Wang et al. [50] proposed a hybrid model (LSTM–CNN) for PV power forecasting. The data was collected from 1B DKASC, Alice Springs PV for half-year data with a resolution of the historical dataset as 5 min. The average MAE value obtained is 0.2210. Zhen et al. [58] proposed a hybrid model (GA-BLSTM)) for ultra-short-term PV power prediction. The data was collected from 8 PV plants ranging from 2017 to 2019 with resolution of the historical dataset as 5 min. The average MAE value obtained is 0.242. Abdel-Basset et al. [1] proposed a novel deep learning architecture namely (PV-Net), to enable efficient extraction of positional and temporal features in PV power sequences, the gates of the GRU are modified utilizing convolutional layers (named Conv-GRU) for forecasting short-term PV energy production. The data was collected from 1B DKASC, Alice Springs PV throughout five years (2015–2019) with a resolution of the historical dataset as 5 min. The average MAE value obtained is 0.398.

When the above research’s results are compared, the suggested BLSTM–CNN has the minimum MAE value. It is obvious that the suggested model outperforms prior researches and provides higher PV generation predicting performance.

However, the suggested model has a few flaws that must be investigated further.
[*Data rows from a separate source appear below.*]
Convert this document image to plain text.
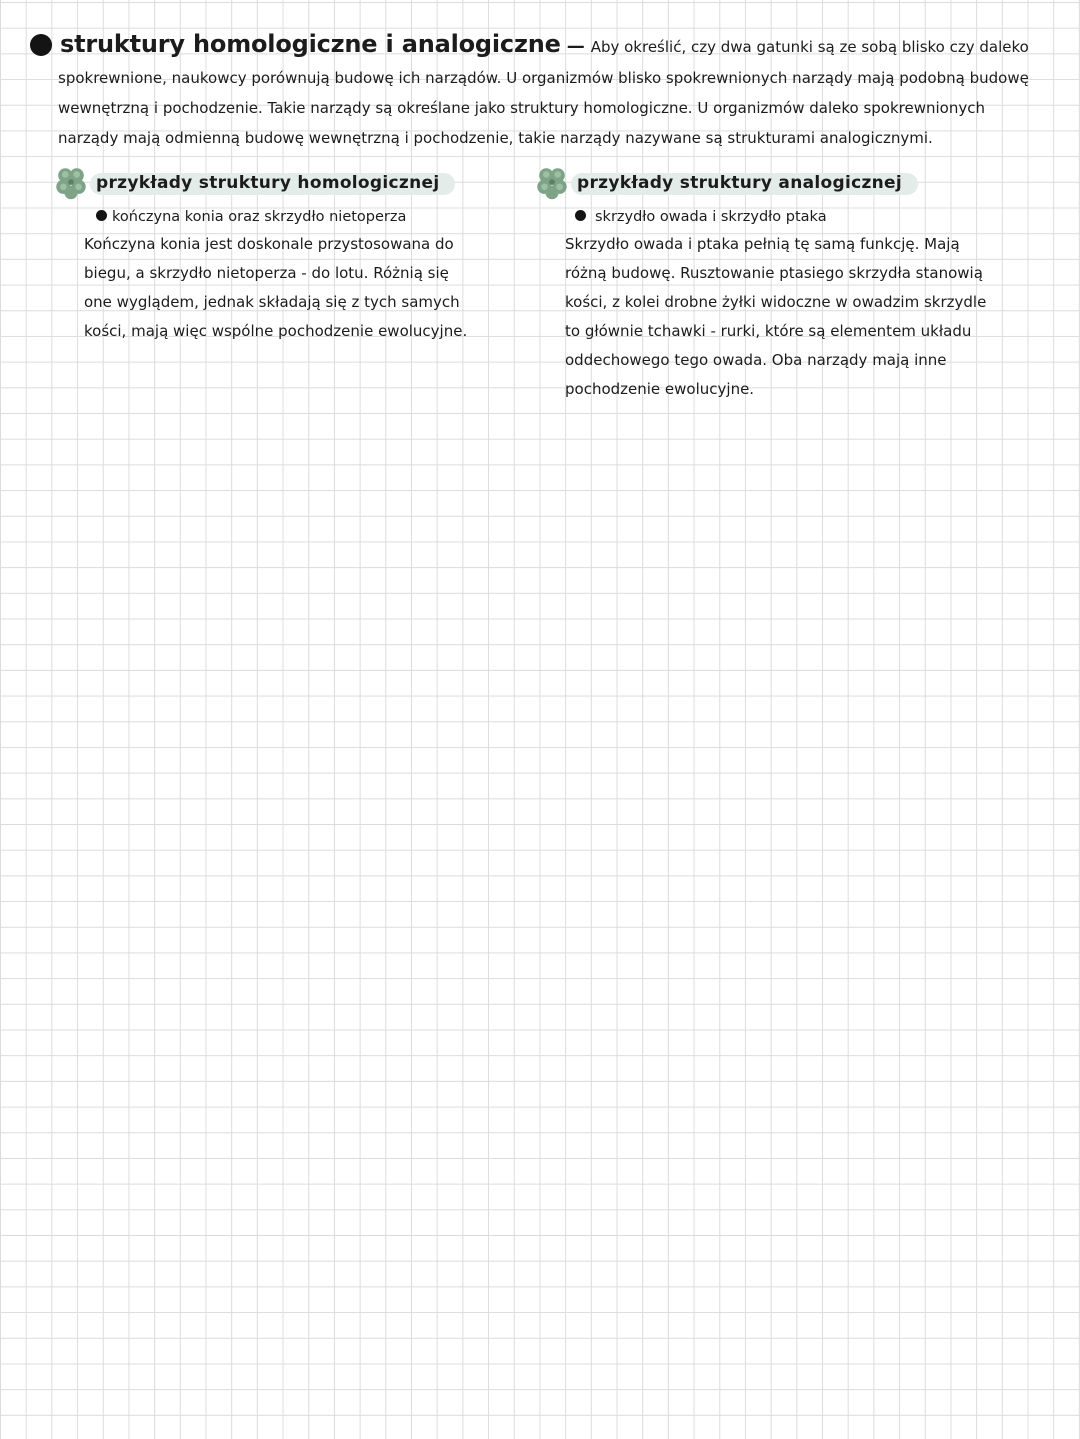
struktury homologiczne i analogiczne — Aby określić, czy dwa gatunki są ze sobą blisko czy daleko
spokrewnione, naukowcy porównują budowę ich narządów. U organizmów blisko spokrewnionych narządy mają podobną budowę
wewnętrzną i pochodzenie. Takie narządy są określane jako struktury homologiczne. U organizmów daleko spokrewnionych
narządy mają odmienną budowę wewnętrzną i pochodzenie, takie narządy nazywane są strukturami analogicznymi.
przykłady struktury homologicznej
kończyna konia oraz skrzydło nietoperza
Kończyna konia jest doskonale przystosowana do
biegu, a skrzydło nietoperza - do lotu. Różnią się
one wyglądem, jednak składają się z tych samych
kości, mają więc wspólne pochodzenie ewolucyjne.
przykłady struktury analogicznej
skrzydło owada i skrzydło ptaka
Skrzydło owada i ptaka pełnią tę samą funkcję. Mają
różną budowę. Rusztowanie ptasiego skrzydła stanowią
kości, z kolei drobne żyłki widoczne w owadzim skrzydle
to głównie tchawki - rurki, które są elementem układu
oddechowego tego owada. Oba narządy mają inne
pochodzenie ewolucyjne.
For example, in this research, the structure and training hyper-parameters of the model were found by experimentation, which is time-consuming. As a result, automated settings estimation approaches, like heuristic optimization algorithms, will be utilized in our future research to pick and improve the parameters of the neural network more effectively.

Conclusion

Accurate PV power forecasting plays an important role in the maintenance, control, management, and operation of PV power generation systems. In this research, a novel hybrid PV power generation forecasting model based on a deep learning algorithm namely BLSTM–CNN was suggested to increase the accuracy and reliability of PV power generation forecasting. More specifically, BLSTM automatically extracts bidirectional temporal correlation characteristics of PV data and CNN extracts spatial correlation characteristics of PV data to produce the final PV power forecasting results. Four evaluation measures and five single deep learning (CNN, GRU, RNN, LSTM, BLSTM) and two hybrid models (LSTM–CNN, CNN–LSTM) were employed for the experimental study to validate the proposed model’s predicting performance. The BLSTM–CNN model is proposed and used in a novel way in the field of PV power forecasting with the highest R\(^2\) value of 0.9993, the lowest RMSE value of 0.0944, MAE value of 0.0531, MSE value of 0.0089. In terms of forecasting accuracy, the results indicate that the proposed model outperforms other traditional classical models. In the next study, the hybrid model will be combined with more sophisticated deep learning models to extract temporal and spatial features separately, resulting in more precise PV power forecast results. Moreover, the proposed model can also be enhanced and used in other domains, such as wind speed forecasting and residential load forecasting.